Implication of miR-612 and miR-1976 in the regulation of TP53 and CD40 and their relationship in the response to specific weight-loss diets
Keywords: 
Circulating Micrornas
Cancer-Detection
Adipose-Tissue
Obesity
P53
Adipocytes
Atherosclerosis
Adipogenesis
Methylation
Activation
Issue Date: 
2018
Publisher: 
NCBI
ISSN: 
1932-6203
Note: 
This is an open access article distributed under the terms of the Creative Commons Attribution License, which permits unrestricted use, distribution, and reproduction in any medium, provided the original author and source are credited.
Citation: 
García-Lacarte, M. (Marcos); Martinez, J.A. (José Alfredo); Zulet, M.A. (María Ángeles); et al. "Implication of miR-612 and miR-1976 in the regulation of TP53 and CD40 and their relationship in the response to specific weight-loss diets". PLOS ONE. 13 (8), 2018, e0201217
Abstract
Background: Non-coding RNAs (i.e., miRNAs) play a role in the development of obesity and related comorbidities and the regulation of body weight.

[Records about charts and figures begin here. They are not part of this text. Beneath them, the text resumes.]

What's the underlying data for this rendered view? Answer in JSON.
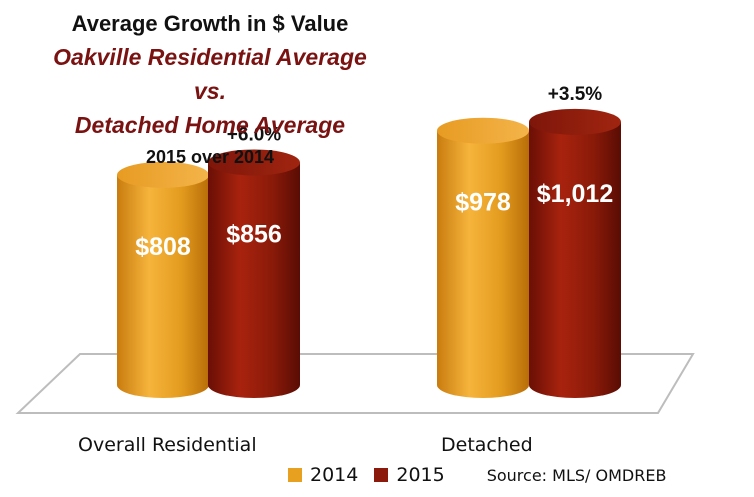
{
  "title": {
    "line1": "Average Growth in $ Value",
    "line2": "Oakville Residential Average vs.",
    "line3": "Detached Home Average",
    "line4": "2015 over 2014"
  },
  "colors": {
    "series_2014": "#e8a020",
    "series_2015": "#8c1a0c",
    "title_accent": "#7a1212"
  },
  "chart_data": {
    "type": "bar",
    "categories": [
      "Overall Residential",
      "Detached"
    ],
    "series": [
      {
        "name": "2014",
        "values": [
          808,
          978
        ],
        "labels": [
          "$808",
          "$978"
        ]
      },
      {
        "name": "2015",
        "values": [
          856,
          1012
        ],
        "labels": [
          "$856",
          "$1,012"
        ]
      }
    ],
    "growth_labels": [
      "+6.0%",
      "+3.5%"
    ],
    "units": "$ thousands",
    "legend_position": "bottom",
    "grid": false
  },
  "source": "Source: MLS/ OMDREB"
}
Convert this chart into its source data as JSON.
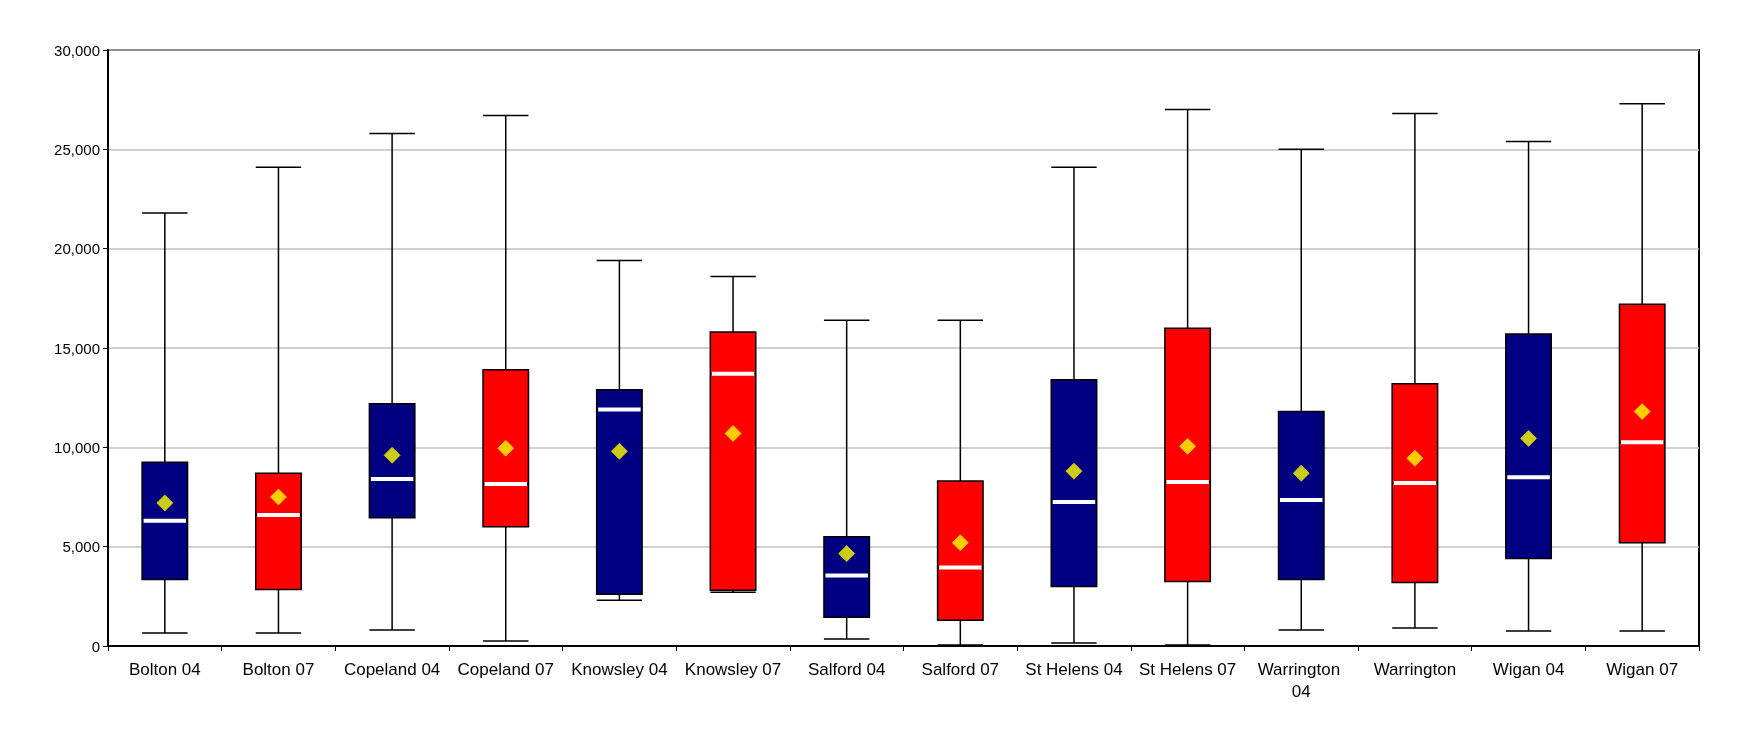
{
  "chart_data": {
    "type": "box",
    "categories": [
      "Bolton 04",
      "Bolton 07",
      "Copeland 04",
      "Copeland 07",
      "Knowsley 04",
      "Knowsley 07",
      "Salford 04",
      "Salford 07",
      "St Helens 04",
      "St Helens 07",
      "Warrington 04",
      "Warrington",
      "Wigan 04",
      "Wigan 07"
    ],
    "colors": [
      "#000080",
      "#ff0000",
      "#000080",
      "#ff0000",
      "#000080",
      "#ff0000",
      "#000080",
      "#ff0000",
      "#000080",
      "#ff0000",
      "#000080",
      "#ff0000",
      "#000080",
      "#ff0000"
    ],
    "boxes": [
      {
        "low": 650,
        "q1": 3350,
        "median": 6300,
        "q3": 9250,
        "high": 21800
      },
      {
        "low": 650,
        "q1": 2850,
        "median": 6600,
        "q3": 8700,
        "high": 24100
      },
      {
        "low": 800,
        "q1": 6450,
        "median": 8400,
        "q3": 12200,
        "high": 25800
      },
      {
        "low": 250,
        "q1": 6000,
        "median": 8150,
        "q3": 13900,
        "high": 26700
      },
      {
        "low": 2300,
        "q1": 2600,
        "median": 11900,
        "q3": 12900,
        "high": 19400
      },
      {
        "low": 2700,
        "q1": 2800,
        "median": 13700,
        "q3": 15800,
        "high": 18600
      },
      {
        "low": 350,
        "q1": 1450,
        "median": 3550,
        "q3": 5500,
        "high": 16400
      },
      {
        "low": 50,
        "q1": 1300,
        "median": 3950,
        "q3": 8300,
        "high": 16400
      },
      {
        "low": 150,
        "q1": 3000,
        "median": 7250,
        "q3": 13400,
        "high": 24100
      },
      {
        "low": 50,
        "q1": 3250,
        "median": 8250,
        "q3": 16000,
        "high": 27000
      },
      {
        "low": 800,
        "q1": 3350,
        "median": 7350,
        "q3": 11800,
        "high": 25000
      },
      {
        "low": 900,
        "q1": 3200,
        "median": 8200,
        "q3": 13200,
        "high": 26800
      },
      {
        "low": 750,
        "q1": 4400,
        "median": 8500,
        "q3": 15700,
        "high": 25400
      },
      {
        "low": 750,
        "q1": 5200,
        "median": 10250,
        "q3": 17200,
        "high": 27300
      }
    ],
    "series": [
      {
        "type": "scatter",
        "color": "#ffff00",
        "x": [
          "Bolton 04",
          "Bolton 07",
          "Copeland 04",
          "Copeland 07",
          "Knowsley 04",
          "Knowsley 07",
          "Salford 04",
          "Salford 07",
          "St Helens 04",
          "St Helens 07",
          "Warrington 04",
          "Warrington",
          "Wigan 04",
          "Wigan 07"
        ],
        "values": [
          7200,
          7500,
          9600,
          9950,
          9800,
          10700,
          4650,
          5200,
          8800,
          10050,
          8700,
          9450,
          10450,
          11800
        ]
      }
    ],
    "marker": "diamond",
    "ylim": [
      0,
      30000
    ],
    "yticks": [
      {
        "value": 0,
        "label": "0"
      },
      {
        "value": 5000,
        "label": "5,000"
      },
      {
        "value": 10000,
        "label": "10,000"
      },
      {
        "value": 15000,
        "label": "15,000"
      },
      {
        "value": 20000,
        "label": "20,000"
      },
      {
        "value": 25000,
        "label": "25,000"
      },
      {
        "value": 30000,
        "label": "30,000"
      }
    ],
    "grid": "y"
  }
}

Objective: To identify candidate miRNA biomarkers throughout omics approaches in order to predict the response to specific weight-loss dietary treatments. Design: Genomic DNA and cDNA isolated from white blood cells of a subset from the RESMENA nutritional intervention study (Low-responders (LR) vs High-responders (HR)) was hybridized in Infinium Human Methylation450 BeadChip and in Illumina Human HT-12 v4 gene expression BeadChips arrays respectively. A bioinformatic prediction of putative target sites of selected miRNAs was performed by applying miRBase algorithms. HEK-293T cells were co-transfected with expression vectors containing the 3'-UTR of candidate genes to validate the binding of miRNAs to its target sites. Results: 134 miRNAs were differentially methylated between HR and LR in the methylation array, whereas 44 miRNAs were differentially expressed between both groups in the expression array. Specifically, miR-1237, miR-1976, miR-642, miR-636, miR-612 and miR-193B were simultaneously hypomethylated and overexpressed in HR. miR-612 and miR-1976 showed greatest differences in methylation and expression levels, respectively. The bioinformatic prediction revealed that TP53 was a putative target gene of miR-612 and CD40 of miR-1976. Moreover, TP53 was downregulated in the expression array when comparing HR vs LR expression levels adjusted by sex, diet, age and baseline weight, and CD40 showed a statistical trend. Furthermore, gene expression levels of TP53 and CD40 in white blood cells, when measured by qPCR, were also downregulated in HR. Finally, miR-612 and miR-1976 potently repressed TP53 and CD40 respectively by targeting its 3'-UTR regions. Conclusion: miR-612 and miR-1976 levels could be prospective biomarkers of response to specific weight-loss diets and might regulate the gene expression of TP53 and CD40.